Calculate $\sum \limits_{n = 1}^{\infty} \frac{\cos 2n}{n^2}$

Question

I need to calculate the following sum:

$$
\sum \limits_{n = 1}^{\infty} \frac{\cos 2n}{n^2}
$$

I've tried adding an imaginary part and differentiating:

$$
f(x) = \sum \limits_{k = 1}^{\infty} \frac{\cos 2xk + i \sin 2xk}{k^2} \\
f(x) = \sum \limits_{k = 1}^{\infty} \frac{e^{2ixk}}{k^2} \\
f'(x) = \sum \limits_{k = 1}^{\infty} \frac{2i e^{2ixk}}{k} \\
f''(x) = – 4\sum \limits_{k = 1}^{\infty} e^{2ixk} \\
f''(x) = -4\frac{e^{2ix}}{1 – e^{2ix}}
$$

Where $f(x)$ if a function of which I need to find the value at $x = 1$.

After differentiating once I get

$$
f'(x) = \frac{\log \left( 1 – e^{kx} \right)}{k} + C
$$

(k is just some constant), and I can't integrate once more as I'll get an integral logarithm which I don't want to work with.
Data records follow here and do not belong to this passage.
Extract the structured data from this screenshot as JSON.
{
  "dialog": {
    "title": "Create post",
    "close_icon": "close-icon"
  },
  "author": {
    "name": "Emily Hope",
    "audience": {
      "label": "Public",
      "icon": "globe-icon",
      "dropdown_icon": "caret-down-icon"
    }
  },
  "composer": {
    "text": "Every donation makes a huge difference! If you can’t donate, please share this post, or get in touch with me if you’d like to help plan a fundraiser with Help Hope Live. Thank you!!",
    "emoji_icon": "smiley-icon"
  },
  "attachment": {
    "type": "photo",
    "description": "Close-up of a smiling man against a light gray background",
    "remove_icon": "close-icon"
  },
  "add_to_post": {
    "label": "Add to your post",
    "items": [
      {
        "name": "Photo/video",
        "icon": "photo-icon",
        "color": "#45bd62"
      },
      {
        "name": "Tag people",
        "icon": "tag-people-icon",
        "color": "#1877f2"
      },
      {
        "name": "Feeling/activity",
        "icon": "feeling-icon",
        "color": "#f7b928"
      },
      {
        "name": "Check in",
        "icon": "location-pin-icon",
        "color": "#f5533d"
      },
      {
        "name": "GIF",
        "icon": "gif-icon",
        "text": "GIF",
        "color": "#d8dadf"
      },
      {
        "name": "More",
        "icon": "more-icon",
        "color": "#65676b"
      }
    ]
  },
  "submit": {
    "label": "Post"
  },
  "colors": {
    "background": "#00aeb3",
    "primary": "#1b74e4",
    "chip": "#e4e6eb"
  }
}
Is there any more pleasant way to calculate the aforementioned sum?

Answer 1

The series has terms of the form $a_n\cos (n)$ with $n\in\mathbb{N}$, $n$ even, so your mind should immediately jump to Fourier series, where the coefficients are of the form $\displaystyle \frac1{n^2}$ for even $n$ or $0$ otherwise. Insert a variable into the series to transform it into the function, $\displaystyle \sum_{n=1}^{\infty}\frac{\cos\left(2nx\right)}{n^{2}}$. We see from a graph that this is a $\pi$-periodic, U-shaped curve with a minimum at $x=\frac\pi2$ so we can make the ansatz that it is the Fourier series of parabola of the form $\left(x-\frac{\pi}{2}\right)^2$ up to a constant difference. We can then treat this with a typical Fourier series of the function over $(-\pi,\pi)$ by taking the absolute value of $x$.

The function is even so the coefficients of $\sin nx$ terms, $b_n$, are all $0$. We may then solve for $\displaystyle a_0=\frac1\pi\int_\pi^\pi\left(|x|-\frac\pi2\right)^2\,\mathrm{d}x=\frac{\pi^{2}}{6}$ and, using $\sin(\pi n)=0$ and $\cos(\pi n)=(-1)^n$,

$$\begin{align} a_n&=\frac{1}{\pi}\int_{-\pi}^{\pi}\left(\left|x\right|-\frac{\pi}{2}\right)^{2}\cos\left(nx\right)\,\mathrm{d}x \\ &=\frac{2}{\pi}\cdot\frac{\left(\pi^{2}-8\right)\sin\left(\pi n\right)+4\pi n+4\pi n\cos\left(\pi n\right)}{4n^{3}} \\ &=2\cdot \frac{1+\left(-1\right)^{n}}{n^{2}} \end{align}$$

Thus, $\displaystyle \left(x-\frac\pi2\right)^2=\frac{\pi^{2}}{12}+2\sum_{n=1}^{\infty}\frac{1+\left(-1\right)^{n}}{n^{2}}\cos\left(nx\right)$. You should be able to take it from here.